Jennie Punter of The Globe and Mail critiqued that the plot was "only slightly more complex than your average episode of Friends" with its "annoying running gags" but gave praise to Foxx for giving "comedic physical presence and intelligence" to his "cookie-cutter good-guy" role, saying: "Breakin' All the Rules delivers the goods in formulaic fashion, but enjoys an edge thanks to a fast-paced story and, more importantly, the casting of Foxx as the romantic lead." Entertainment Weeklys Owen Gleiberman gave the film a 'C+' grade, saying: "[T]he rules of good screenwriting are mostly broken, though Jamie Foxx's smash-and-grab charisma remains intact." Ed Gonzalez of Slant Magazine wrote: "Predicated on an endless (and I do mean endless) string of misunderstandings, Breakin' All the Rules is rom-com warfare so reductive as to suggest it was written during a Three's Company marathon." Carla Meyer of the San Francisco Chronicle commended Foxx's portrayal of Quincy, but felt he was above the film's material and has "little chemistry" with his two main leads. He also criticized Taplitz's filmmaking, saying he "piles on the convolutions in an overripe comedy of sitcom stock characters and bad jokes."

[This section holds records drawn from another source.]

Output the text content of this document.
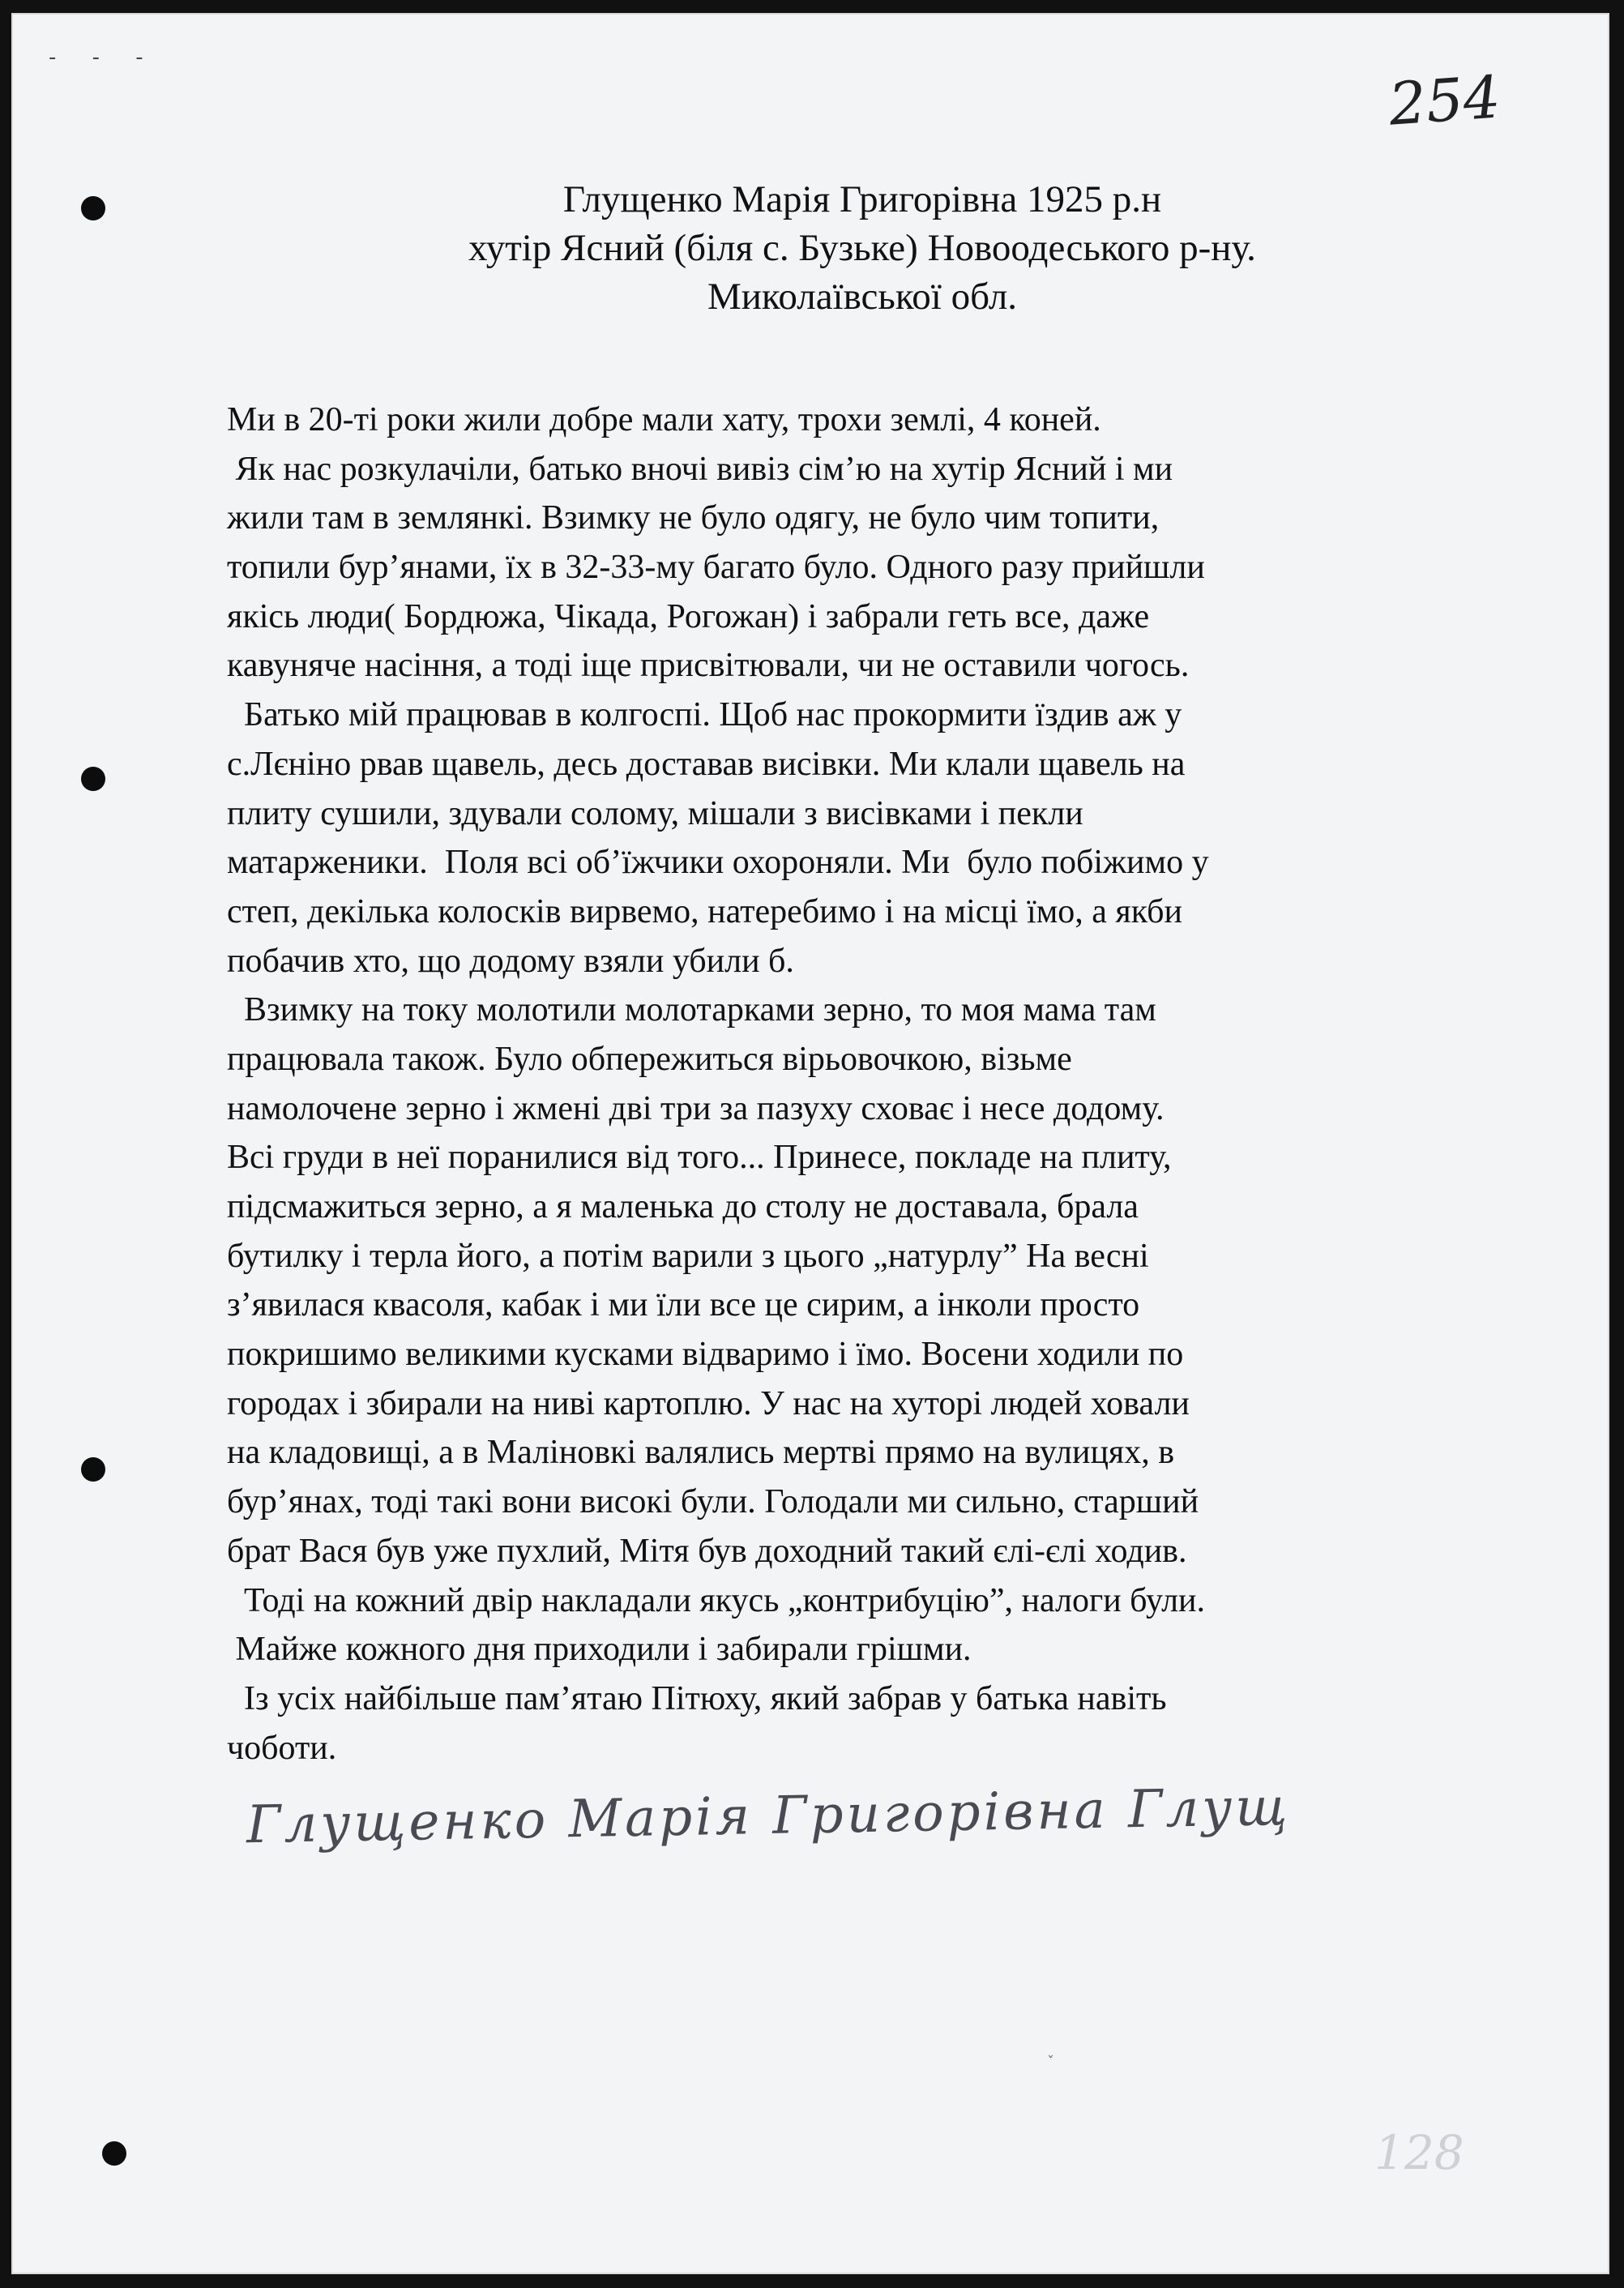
- - -
254
128
Глущенко Марія Григорівна 1925 р.н
хутір Ясний (біля с. Бузьке) Новоодеського р-ну.
Миколаївської обл.
Ми в 20-ті роки жили добре мали хату, трохи землі, 4 коней.
Як нас розкулачіли, батько вночі вивіз сім’ю на хутір Ясний і ми
жили там в землянкі. Взимку не було одягу, не було чим топити,
топили бур’янами, їх в 32-33-му багато було. Одного разу прийшли
якісь люди( Бордюжа, Чікада, Рогожан) і забрали геть все, даже
кавуняче насіння, а тоді іще присвітювали, чи не оставили чогось.
Батько мій працював в колгоспі. Щоб нас прокормити їздив аж у
с.Лєніно рвав щавель, десь доставав висівки. Ми клали щавель на
плиту сушили, здували солому, мішали з висівками і пекли
матарженики.  Поля всі об’їжчики охороняли. Ми  було побіжимо у
степ, декілька колосків вирвемо, натеребимо і на місці їмо, а якби
побачив хто, що додому взяли убили б.
Взимку на току молотили молотарками зерно, то моя мама там
працювала також. Було обпережиться вірьовочкою, візьме
намолочене зерно і жмені дві три за пазуху сховає і несе додому.
Всі груди в неї поранилися від того... Принесе, покладе на плиту,
підсмажиться зерно, а я маленька до столу не доставала, брала
бутилку і терла його, а потім варили з цього „натурлу” На весні
з’явилася квасоля, кабак і ми їли все це сирим, а інколи просто
покришимо великими кусками відваримо і їмо. Восени ходили по
городах і збирали на ниві картоплю. У нас на хуторі людей ховали
на кладовищі, а в Маліновкі валялись мертві прямо на вулицях, в
бур’янах, тоді такі вони високі були. Голодали ми сильно, старший
брат Вася був уже пухлий, Мітя був доходний такий єлі-єлі ходив.
Тоді на кожний двір накладали якусь „контрибуцію”, налоги були.
Майже кожного дня приходили і забирали грішми.
Із усіх найбільше пам’ятаю Пітюху, який забрав у батька навіть
чоботи.
Глущенко Марія Григорівна Глущ
ˇ
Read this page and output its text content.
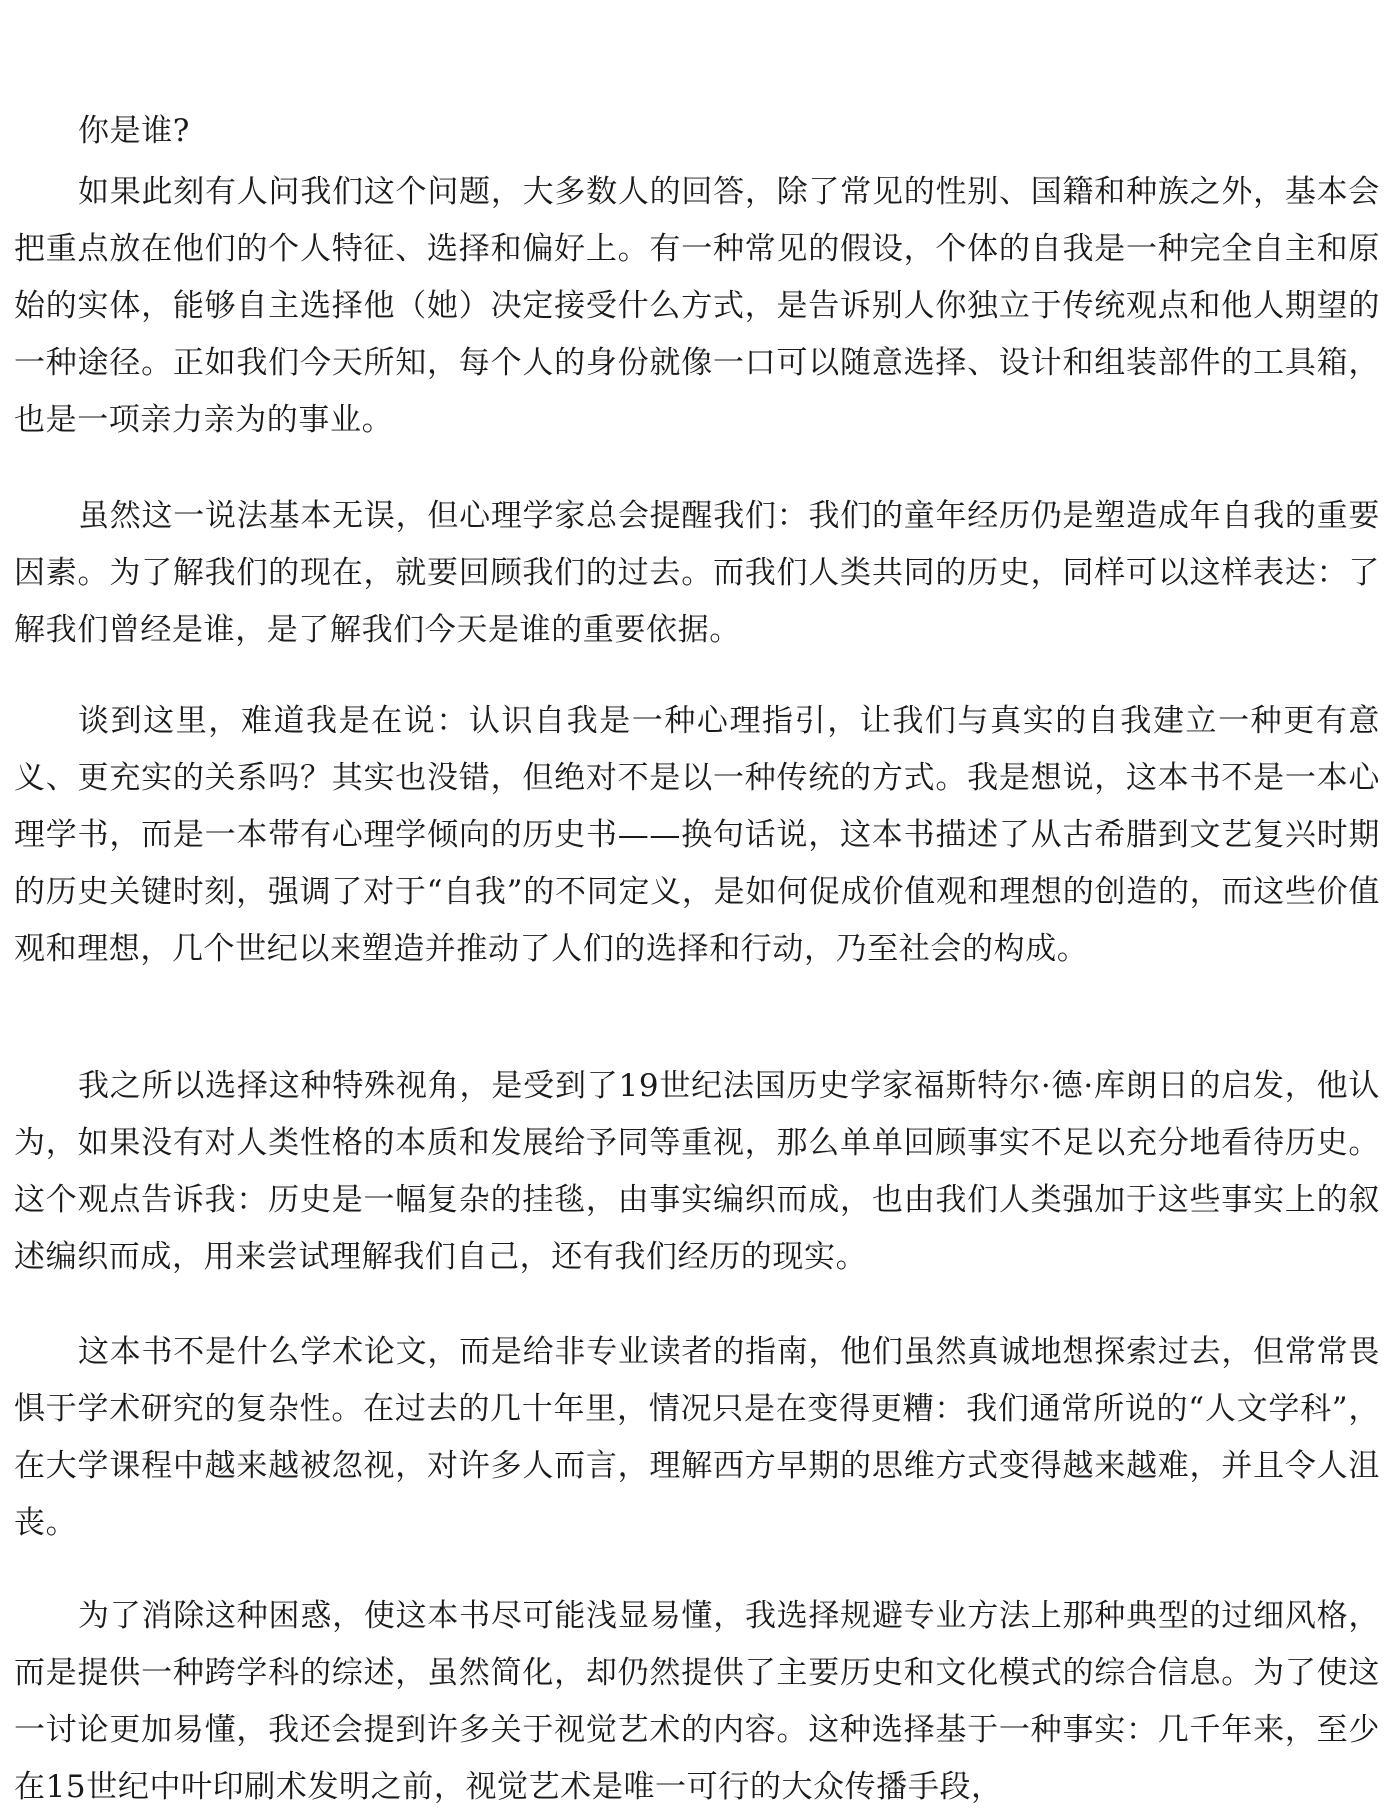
你是谁?

如果此刻有人问我们这个问题，大多数人的回答，除了常见的性别、国籍和种族之外，基本会把重点放在他们的个人特征、选择和偏好上。有一种常见的假设，个体的自我是一种完全自主和原始的实体，能够自主选择他（她）决定接受什么方式，是告诉别人你独立于传统观点和他人期望的一种途径。正如我们今天所知，每个人的身份就像一口可以随意选择、设计和组装部件的工具箱，也是一项亲力亲为的事业。

虽然这一说法基本无误，但心理学家总会提醒我们：我们的童年经历仍是塑造成年自我的重要因素。为了解我们的现在，就要回顾我们的过去。而我们人类共同的历史，同样可以这样表达：了解我们曾经是谁，是了解我们今天是谁的重要依据。

谈到这里，难道我是在说：认识自我是一种心理指引，让我们与真实的自我建立一种更有意义、更充实的关系吗？其实也没错，但绝对不是以一种传统的方式。我是想说，这本书不是一本心理学书，而是一本带有心理学倾向的历史书——换句话说，这本书描述了从古希腊到文艺复兴时期的历史关键时刻，强调了对于“自我”的不同定义，是如何促成价值观和理想的创造的，而这些价值观和理想，几个世纪以来塑造并推动了人们的选择和行动，乃至社会的构成。

我之所以选择这种特殊视角，是受到了19世纪法国历史学家福斯特尔·德·库朗日的启发，他认为，如果没有对人类性格的本质和发展给予同等重视，那么单单回顾事实不足以充分地看待历史。这个观点告诉我：历史是一幅复杂的挂毯，由事实编织而成，也由我们人类强加于这些事实上的叙述编织而成，用来尝试理解我们自己，还有我们经历的现实。

这本书不是什么学术论文，而是给非专业读者的指南，他们虽然真诚地想探索过去，但常常畏惧于学术研究的复杂性。在过去的几十年里，情况只是在变得更糟：我们通常所说的“人文学科”，在大学课程中越来越被忽视，对许多人而言，理解西方早期的思维方式变得越来越难，并且令人沮丧。

为了消除这种困惑，使这本书尽可能浅显易懂，我选择规避专业方法上那种典型的过细风格，而是提供一种跨学科的综述，虽然简化，却仍然提供了主要历史和文化模式的综合信息。为了使这一讨论更加易懂，我还会提到许多关于视觉艺术的内容。这种选择基于一种事实：几千年来，至少在15世纪中叶印刷术发明之前，视觉艺术是唯一可行的大众传播手段，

The film opened at number 5 in its opening weekend at the box office, ultimately grossing $12,544,254 worldwide.

==Awards and nominations==
Foxx was nominated for a Black Reel Award for Best Actor, Comedy or Musical for his work in the film, losing to Bernie Mac for Mr. 3000. Union was nominated for a Black Reel Award for Best Actress, Comedy or Musical and an NAACP Image Award for Outstanding Actress in a Motion Picture for her work in the film, but they both went to Irma P. Hall for The Ladykillers and Kerry Washington for Ray respectively.